Dennis Hopper, 74, the iconic Hollywood tough guy who starred in Easy Rider and Apocalypse Now, died on Saturday after a long battle with prostate cancer. "Dennis Hopper died this morning at 8:15 am (15:15 pm GMT) from complications of metastasized prostate cancer," Hopper’s manager Sam Maydew confirmed in a statement. "He died at home in Venice surrounded by family and friends."

Born in Kansas in 1936, Hopper enjoyed a career as an artist, actor and director spanning 55 years. His family relocated to California when he was a child and, after developing an interest in acting, Hopper made his TV debut with a small role in U.S. series Medic in 1955. He went on to land two roles alongside his idol James Dean – in 1950s releases Rebel Without a Cause and Giant. After moving to the East Coast and completing a training course at New York’s famous Actors Studio, Hopper’s career began to pick up pace and he became a TV regular on U.S. shows such as The Defenders, Bonanza, The Legend of Jesse James and Combat!

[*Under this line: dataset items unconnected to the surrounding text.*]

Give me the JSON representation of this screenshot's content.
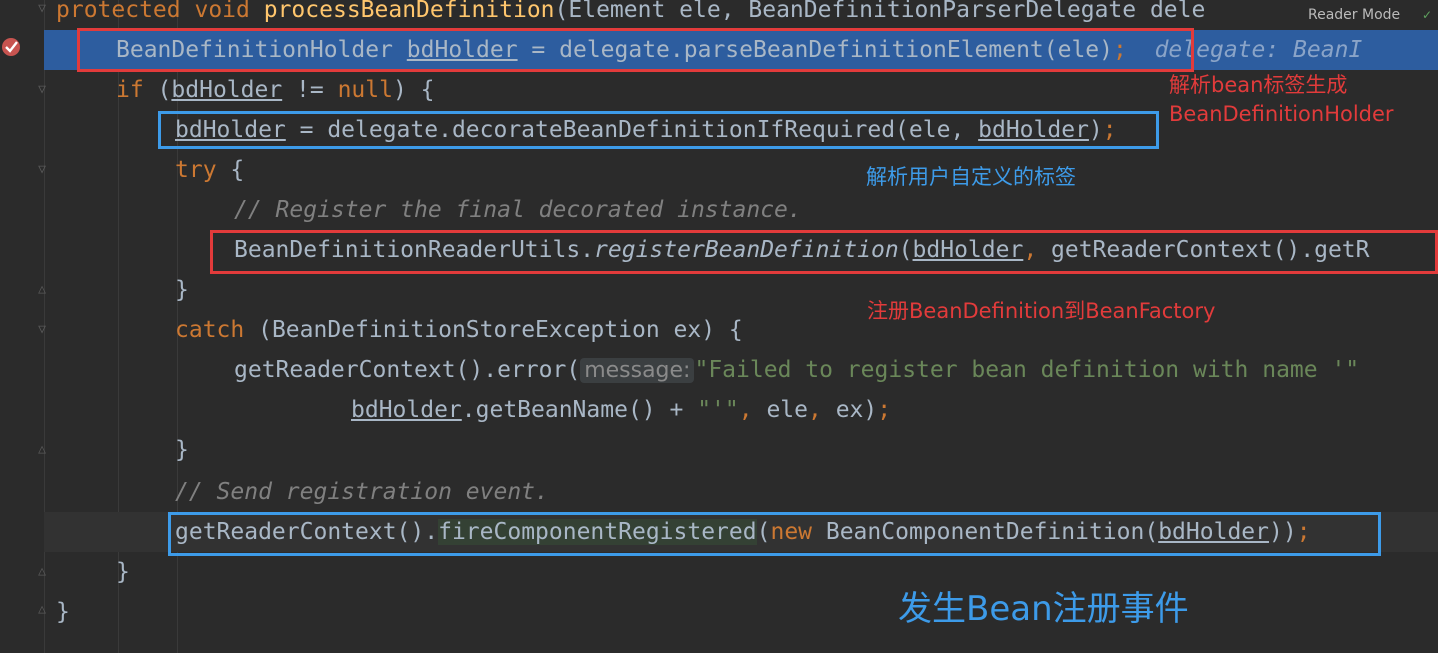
{
  "code": {
    "l0": {
      "kw1": "protected",
      "kw2": "void",
      "method": "processBeanDefinition",
      "rest": "(Element ele, BeanDefinitionParserDelegate dele"
    },
    "l1": {
      "type": "BeanDefinitionHolder ",
      "var": "bdHolder",
      "rest": " = delegate.parseBeanDefinitionElement(ele)",
      "semi": ";",
      "inline": "delegate: BeanI"
    },
    "l2": {
      "kw": "if",
      "rest1": " (",
      "var": "bdHolder",
      "rest2": " != ",
      "kw_null": "null",
      "rest3": ") {"
    },
    "l3": {
      "var": "bdHolder",
      "rest": " = delegate.decorateBeanDefinitionIfRequired(ele, ",
      "var2": "bdHolder",
      "rest2": ")",
      "semi": ";"
    },
    "l4": {
      "kw": "try",
      "rest": " {"
    },
    "l5": {
      "comment": "// Register the final decorated instance."
    },
    "l6": {
      "cls": "BeanDefinitionReaderUtils.",
      "method": "registerBeanDefinition",
      "p1": "(",
      "var": "bdHolder",
      "comma": ",",
      "rest": " getReaderContext().getR"
    },
    "l7": {
      "text": "}"
    },
    "l8": {
      "kw": "catch",
      "rest": " (BeanDefinitionStoreException ex) {"
    },
    "l9": {
      "pre": "getReaderContext().error(",
      "hint": "message:",
      "str": "\"Failed to register bean definition with name '\""
    },
    "l10": {
      "var": "bdHolder",
      "rest1": ".getBeanName() + ",
      "str": "\"'\"",
      "comma1": ",",
      "rest2": " ele",
      "comma2": ",",
      "rest3": " ex)",
      "semi": ";"
    },
    "l11": {
      "text": "}"
    },
    "l12": {
      "comment": "// Send registration event."
    },
    "l13": {
      "pre": "getReaderContext().",
      "fn": "fireComponentRegistered",
      "p": "(",
      "kw": "new",
      "rest1": " BeanComponentDefinition(",
      "var": "bdHolder",
      "rest2": "))",
      "semi": ";"
    },
    "l14": {
      "text": "}"
    },
    "l15": {
      "text": "}"
    }
  },
  "annotations": {
    "a1_line1": "解析bean标签生成",
    "a1_line2": "BeanDefinitionHolder",
    "a2": "解析用户自定义的标签",
    "a3": "注册BeanDefinition到BeanFactory",
    "a4": "发生Bean注册事件"
  },
  "toolbar": {
    "reader_mode": "Reader Mode"
  },
  "colors": {
    "keyword": "#cc7832",
    "comment": "#808080",
    "string": "#6a8759",
    "method": "#ffc66d",
    "text": "#a9b7c6",
    "exec_line": "#2d5d9f",
    "annot_red": "#e23b3b",
    "annot_blue": "#3d9be9"
  }
}
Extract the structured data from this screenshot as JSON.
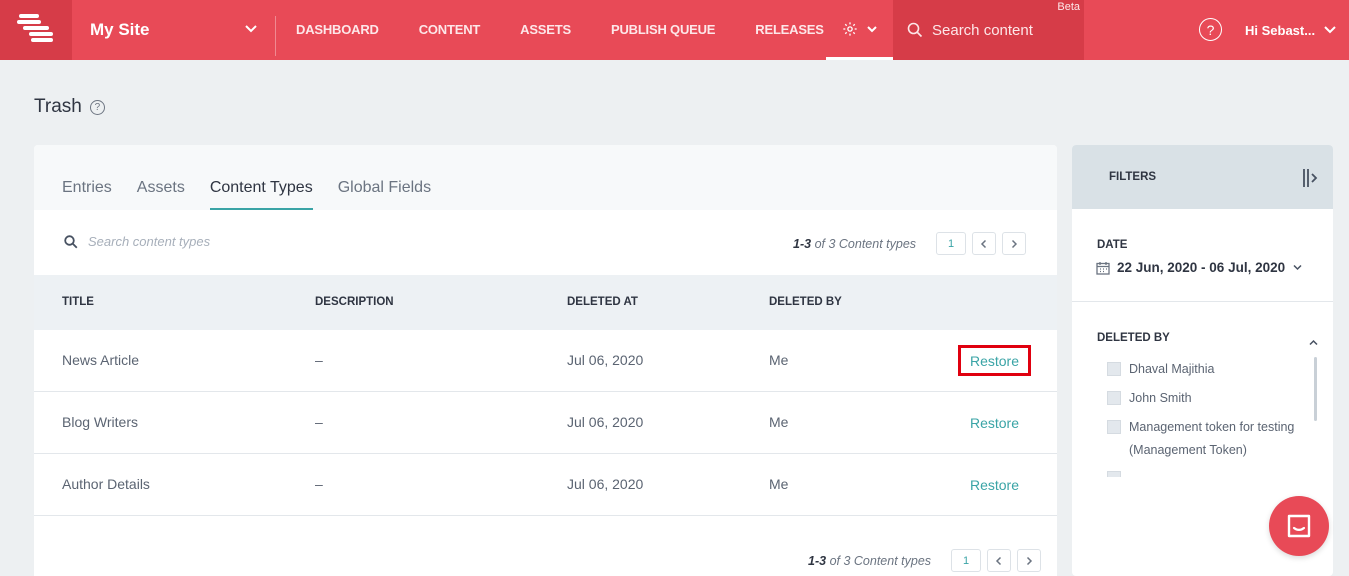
{
  "header": {
    "site_name": "My Site",
    "nav": [
      "DASHBOARD",
      "CONTENT",
      "ASSETS",
      "PUBLISH QUEUE",
      "RELEASES"
    ],
    "search_placeholder": "Search content",
    "beta_label": "Beta",
    "help_glyph": "?",
    "user_greeting": "Hi Sebast..."
  },
  "page": {
    "title": "Trash"
  },
  "tabs": [
    "Entries",
    "Assets",
    "Content Types",
    "Global Fields"
  ],
  "active_tab": "Content Types",
  "toolbar": {
    "search_placeholder": "Search content types",
    "range": "1-3",
    "range_suffix": "of 3 Content types",
    "page": "1"
  },
  "table": {
    "headers": [
      "TITLE",
      "DESCRIPTION",
      "DELETED AT",
      "DELETED BY"
    ],
    "rows": [
      {
        "title": "News Article",
        "description": "–",
        "deleted_at": "Jul 06, 2020",
        "deleted_by": "Me",
        "action": "Restore"
      },
      {
        "title": "Blog Writers",
        "description": "–",
        "deleted_at": "Jul 06, 2020",
        "deleted_by": "Me",
        "action": "Restore"
      },
      {
        "title": "Author Details",
        "description": "–",
        "deleted_at": "Jul 06, 2020",
        "deleted_by": "Me",
        "action": "Restore"
      }
    ]
  },
  "filters": {
    "title": "FILTERS",
    "date_label": "DATE",
    "date_value": "22 Jun, 2020 - 06 Jul, 2020",
    "deleted_by_label": "DELETED BY",
    "users": [
      "Dhaval Majithia",
      "John Smith",
      "Management token for testing",
      "(Management Token)"
    ]
  },
  "colors": {
    "brand": "#e84a57",
    "accent": "#3aa4a6",
    "highlight": "#e0000f"
  }
}
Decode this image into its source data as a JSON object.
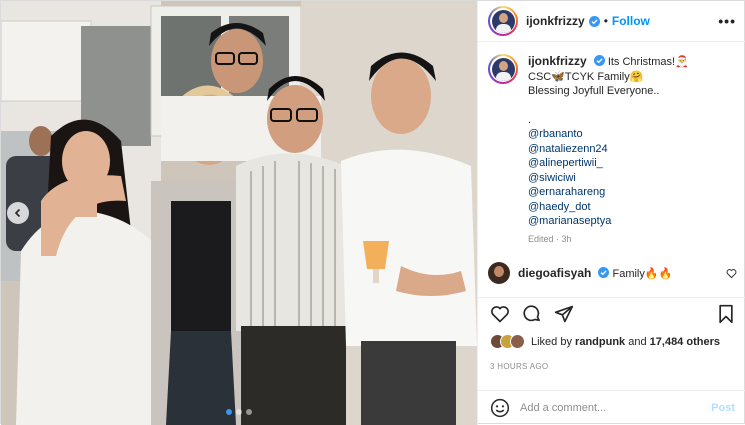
{
  "header": {
    "username": "ijonkfrizzy",
    "separator": "•",
    "follow_label": "Follow",
    "more_label": "•••"
  },
  "caption": {
    "username": "ijonkfrizzy",
    "lines": [
      "Its Christmas!🎅",
      "CSC🦋TCYK Family🤗",
      "Blessing Joyfull Everyone.."
    ],
    "dot": ".",
    "mentions": [
      "@rbananto",
      "@nataliezenn24",
      "@alinepertiwii_",
      "@siwiciwi",
      "@ernarahareng",
      "@haedy_dot",
      "@marianaseptya"
    ],
    "edited": "Edited · 3h"
  },
  "comment": {
    "username": "diegoafisyah",
    "text": "Family🔥🔥"
  },
  "likes": {
    "prefix": "Liked by",
    "user": "randpunk",
    "joiner": "and",
    "count": "17,484 others"
  },
  "time_ago": "3 HOURS AGO",
  "add_comment": {
    "placeholder": "Add a comment...",
    "post_label": "Post"
  },
  "carousel": {
    "total": 3,
    "active": 1
  },
  "colors": {
    "accent": "#0095f6",
    "verified": "#3897f0",
    "post_disabled": "#b2dffc"
  }
}
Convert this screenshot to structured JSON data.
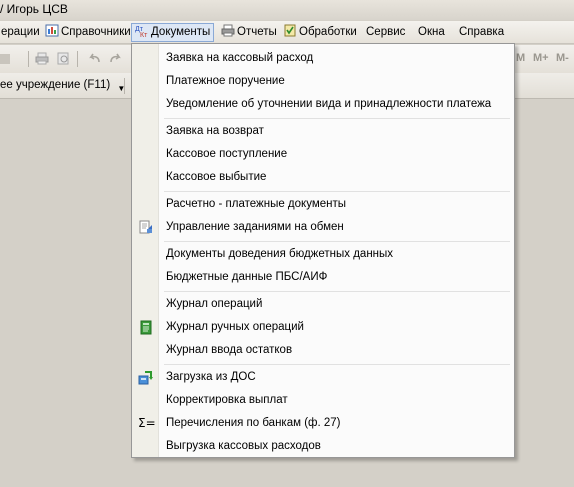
{
  "window": {
    "title": "/ Игорь ЦСВ"
  },
  "menubar": {
    "items": [
      {
        "label": "ерации"
      },
      {
        "label": "Справочники"
      },
      {
        "label": "Документы"
      },
      {
        "label": "Отчеты"
      },
      {
        "label": "Обработки"
      },
      {
        "label": "Сервис"
      },
      {
        "label": "Окна"
      },
      {
        "label": "Справка"
      }
    ]
  },
  "toolbar": {
    "calc_buttons": [
      "M",
      "M+",
      "M-"
    ],
    "organization": "ее учреждение (F11)"
  },
  "documents_menu": {
    "items": [
      {
        "label": "Заявка на кассовый расход",
        "icon": ""
      },
      {
        "label": "Платежное поручение",
        "icon": ""
      },
      {
        "label": "Уведомление об уточнении вида и принадлежности платежа",
        "icon": ""
      },
      {
        "label": "Заявка на возврат",
        "icon": ""
      },
      {
        "label": "Кассовое поступление",
        "icon": ""
      },
      {
        "label": "Кассовое выбытие",
        "icon": ""
      },
      {
        "label": "Расчетно - платежные документы",
        "icon": ""
      },
      {
        "label": "Управление заданиями на обмен",
        "icon": "exchange-tasks-icon"
      },
      {
        "label": "Документы доведения бюджетных данных",
        "icon": ""
      },
      {
        "label": "Бюджетные данные ПБС/АИФ",
        "icon": ""
      },
      {
        "label": "Журнал операций",
        "icon": ""
      },
      {
        "label": "Журнал ручных операций",
        "icon": "green-journal-icon"
      },
      {
        "label": "Журнал ввода остатков",
        "icon": ""
      },
      {
        "label": "Загрузка из ДОС",
        "icon": "import-dos-icon"
      },
      {
        "label": "Корректировка выплат",
        "icon": ""
      },
      {
        "label": "Перечисления по банкам (ф. 27)",
        "icon": "sigma-icon"
      },
      {
        "label": "Выгрузка кассовых расходов",
        "icon": ""
      }
    ]
  }
}
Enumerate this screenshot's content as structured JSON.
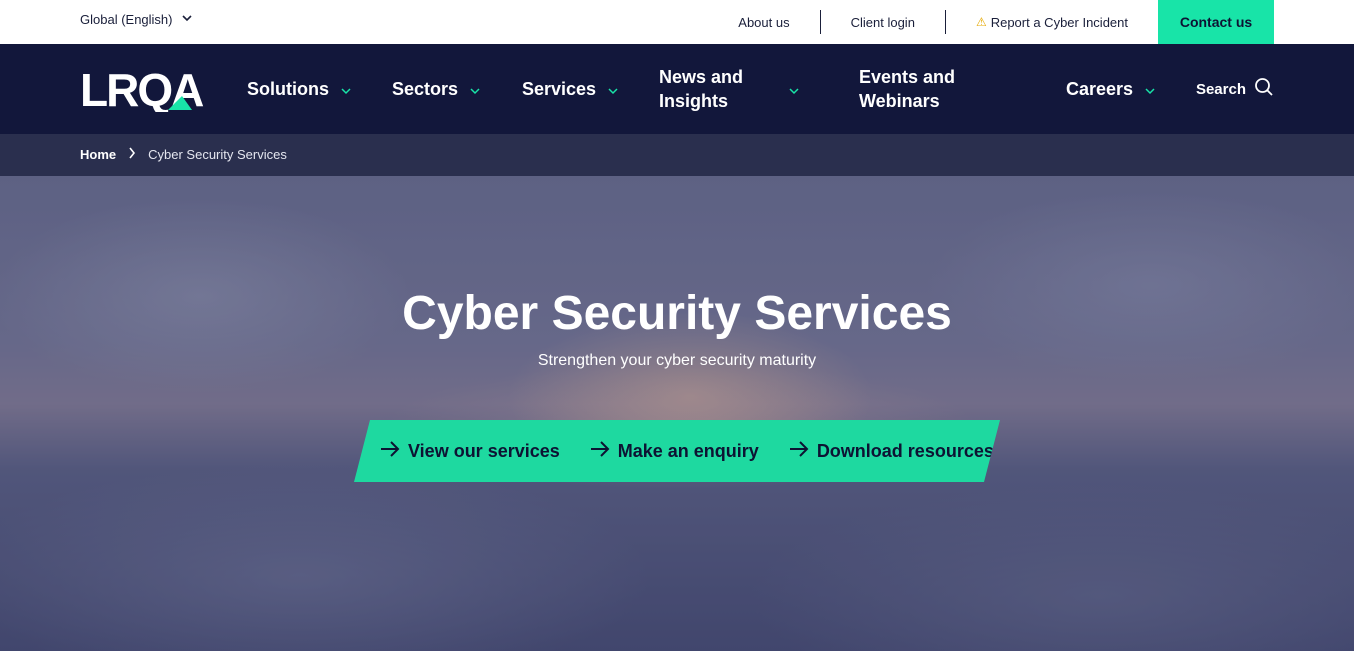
{
  "utility": {
    "region_label": "Global (English)",
    "about_label": "About us",
    "client_login_label": "Client login",
    "incident_label": "Report a Cyber Incident",
    "contact_label": "Contact us"
  },
  "nav": {
    "logo_text": "LRQA",
    "items": [
      {
        "label": "Solutions"
      },
      {
        "label": "Sectors"
      },
      {
        "label": "Services"
      },
      {
        "label": "News and Insights"
      },
      {
        "label": "Events and Webinars"
      },
      {
        "label": "Careers"
      }
    ],
    "search_label": "Search"
  },
  "breadcrumb": {
    "home": "Home",
    "current": "Cyber Security Services"
  },
  "hero": {
    "title": "Cyber Security Services",
    "subtitle": "Strengthen your cyber security maturity",
    "ctas": [
      {
        "label": "View our services"
      },
      {
        "label": "Make an enquiry"
      },
      {
        "label": "Download resources"
      }
    ]
  },
  "colors": {
    "accent": "#18e4a8",
    "nav_bg": "#12173b",
    "breadcrumb_bg": "#2a2f4e"
  }
}
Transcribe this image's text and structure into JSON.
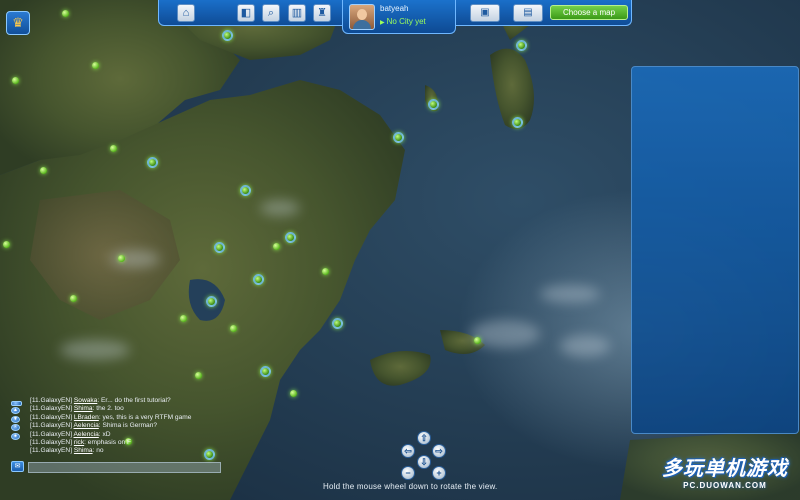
{
  "top_bar": {
    "username": "batyeah",
    "city_status": "No City yet",
    "choose_map_label": "Choose a map",
    "icons": [
      "home-icon",
      "view-icon",
      "zoom-icon",
      "stats-icon",
      "trophy-icon",
      "region-icon",
      "map-icon"
    ]
  },
  "chat": {
    "messages": [
      {
        "channel": "[11.GalaxyEN]",
        "user": "Sowaka",
        "text": ": Er... do the first tutorial?"
      },
      {
        "channel": "[11.GalaxyEN]",
        "user": "Shima",
        "text": ": the 2. too"
      },
      {
        "channel": "[11.GalaxyEN]",
        "user": "LBraden",
        "text": ": yes, this is a very RTFM game"
      },
      {
        "channel": "[11.GalaxyEN]",
        "user": "Aelencia",
        "text": ": Shima is German?"
      },
      {
        "channel": "[11.GalaxyEN]",
        "user": "Aelencia",
        "text": ": xD"
      },
      {
        "channel": "[11.GalaxyEN]",
        "user": "rick",
        "text": ": emphasis on F"
      },
      {
        "channel": "[11.GalaxyEN]",
        "user": "Shima",
        "text": ": no"
      }
    ],
    "input_value": ""
  },
  "navigation": {
    "hint": "Hold the mouse wheel down to rotate the view."
  },
  "watermark": {
    "main": "多玩单机游戏",
    "sub": "PC.DUOWAN.COM"
  },
  "colors": {
    "panel_blue": "#1b6ab8",
    "accent_green": "#4fb51f",
    "status_green": "#9dff5a"
  }
}
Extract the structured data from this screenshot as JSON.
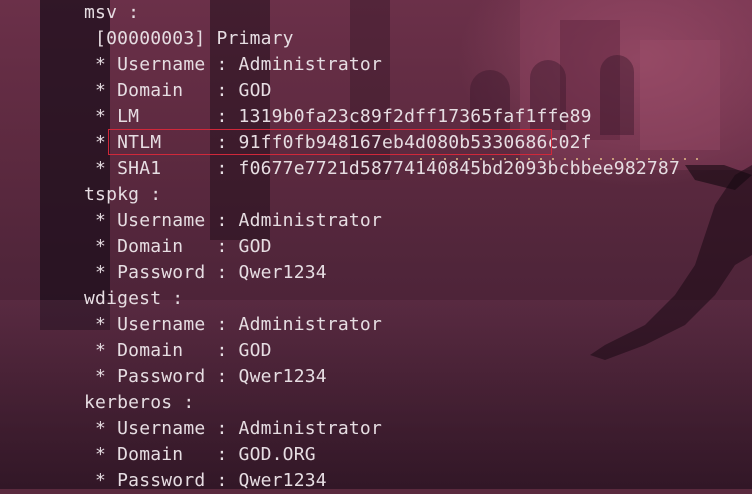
{
  "terminal": {
    "lines": [
      {
        "indent": "",
        "text": "msv :"
      },
      {
        "indent": " ",
        "text": "[00000003] Primary"
      },
      {
        "indent": " ",
        "text": "* Username : Administrator"
      },
      {
        "indent": " ",
        "text": "* Domain   : GOD"
      },
      {
        "indent": " ",
        "text": "* LM       : 1319b0fa23c89f2dff17365faf1ffe89"
      },
      {
        "indent": " ",
        "text": "* NTLM     : 91ff0fb948167eb4d080b5330686c02f"
      },
      {
        "indent": " ",
        "text": "* SHA1     : f0677e7721d58774140845bd2093bcbbee982787"
      },
      {
        "indent": "",
        "text": "tspkg :"
      },
      {
        "indent": " ",
        "text": "* Username : Administrator"
      },
      {
        "indent": " ",
        "text": "* Domain   : GOD"
      },
      {
        "indent": " ",
        "text": "* Password : Qwer1234"
      },
      {
        "indent": "",
        "text": "wdigest :"
      },
      {
        "indent": " ",
        "text": "* Username : Administrator"
      },
      {
        "indent": " ",
        "text": "* Domain   : GOD"
      },
      {
        "indent": " ",
        "text": "* Password : Qwer1234"
      },
      {
        "indent": "",
        "text": "kerberos :"
      },
      {
        "indent": " ",
        "text": "* Username : Administrator"
      },
      {
        "indent": " ",
        "text": "* Domain   : GOD.ORG"
      },
      {
        "indent": " ",
        "text": "* Password : Qwer1234"
      }
    ],
    "highlighted_line_index": 5
  },
  "colors": {
    "text": "#e6dde2",
    "highlight_border": "#d0283a",
    "background": "#5a2a3e"
  }
}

Hopper made brief appearances in Paul Newman’s Cool Hand Luke and alongside John Wayne in The Sons of Katie Elder (1965) and True Grit (1969), while his more recognised roles include Francis Ford Coppola’s Apocalypse Now (1979), Out of the Blue (1980) and Rumble Fish (1983).
But Hopper will perhaps be best remembered for pulling double duty on 1969’s Easy Rider, which he directed and starred in alongside Peter Fonda and Jack Nicholson.

The movie earned Hopper critical acclaim, but his screen success was marred by trouble in his personal life – the star’s eight-year marriage to first wife Brooke Hayward crumbled and he struggled with drug and alcohol abuse. A year later, in 1970, Hopper rushed to wed Michelle Phillips – the disastrous union lasted just one week amid allegations of cocaine addiction and spousal abuse.
His private life hit the headlines again in the early 1980s when Hopper had a brush with death in an incident involving 17 sticks of dynamite near Houston, Texas, and it was only after finding himself stranded in a Mexican desert while drunk and on drugs that he checked himself into rehab in 1983. Hopper kicked his addictions and marked his Hollywood comeback with critically acclaimed performances in 1986’s Blue Velvet, with director David Lynch, Hoosiers, for which he earned a Best Supporting Actor Oscar nomination, and 1988’s Colors.

He returned to TV on numerous occasions and in 2002 appeared in Kiefer Sutherland’s hit show 24, as well as government drama E-Ring in 2005, and Crash in 2008 to 2009, a series based on the Oscar-winning movie of the same name.

His marriage to fifth wife Victoria Duffy, who he wed in 1996, also deteriorated in his final months – the actor filed for divorce in January, citing irreconcilable differences. He obtained a restraining order against her after his doctor claimed she was "hampering his cancer care."

The estranged couple was subsequently ordered to resolve their differences for the sake of their daughter Galen, who was born in 2003, and in April, Hopper was forced to pay Duffy $12,000-a-month in spousal and child support. Hopper is also survived by his three other children from previous marriages. The actor fathered Marin with first wife Hayward in 1962; Ruthanna with Daria Halprin in the early 1970s, and son Henry, born in 1990, with Katherine LaNasa.